Sometimes even local acceptance doesn’t outweigh what’s coming out of the institutional church, however. I had lunch a few weeks back with a friend who is gay and absolutely loves her ward–but in the wake of General Conference, I could see her grasp slipping. I want everyone to do what is best for them, but I will admit that every time one of my unorthodox or different friends leaves, I feel more alone.
I want to stay so that others like me don’t feel alone. For now, my environment is peaceful enough that it’s okay.
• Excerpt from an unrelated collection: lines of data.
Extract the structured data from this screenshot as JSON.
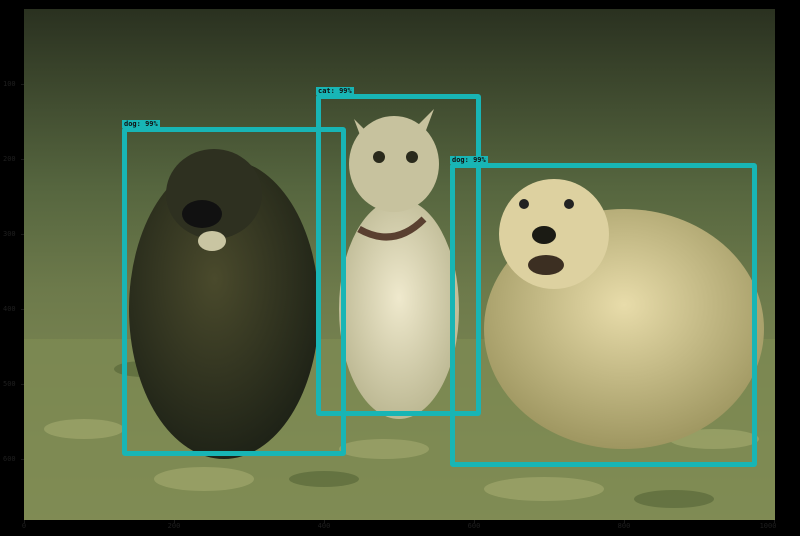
{
  "image": {
    "description_free": true,
    "tint": "#2d3420"
  },
  "axes": {
    "x_ticks": [
      "0",
      "200",
      "400",
      "600",
      "800",
      "1000"
    ],
    "y_ticks": [
      "100",
      "200",
      "300",
      "400",
      "500",
      "600"
    ]
  },
  "detections": [
    {
      "label": "dog:",
      "score": "99%"
    },
    {
      "label": "cat:",
      "score": "99%"
    },
    {
      "label": "dog:",
      "score": "99%"
    }
  ],
  "colors": {
    "box": "#18b5b5",
    "background": "#000000"
  }
}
This is just how I feel. When I read the first NY Times article, I wanted to quit my calling so I can stop being complicit in an organization with such a horribly patriarchal leadership system. But then I remembered how much I love and believe in my ward, and that doing my calling is really about playing my part in that community that I’m already totally invested in and happy with.
This is the part I’m still not sure how to do: “And I don’t want to just hide out in my bubble and say, well at least it’s okay here. Because that’s not enough. Because so many of my fellow church members are not in spaces that feel welcoming or safe.”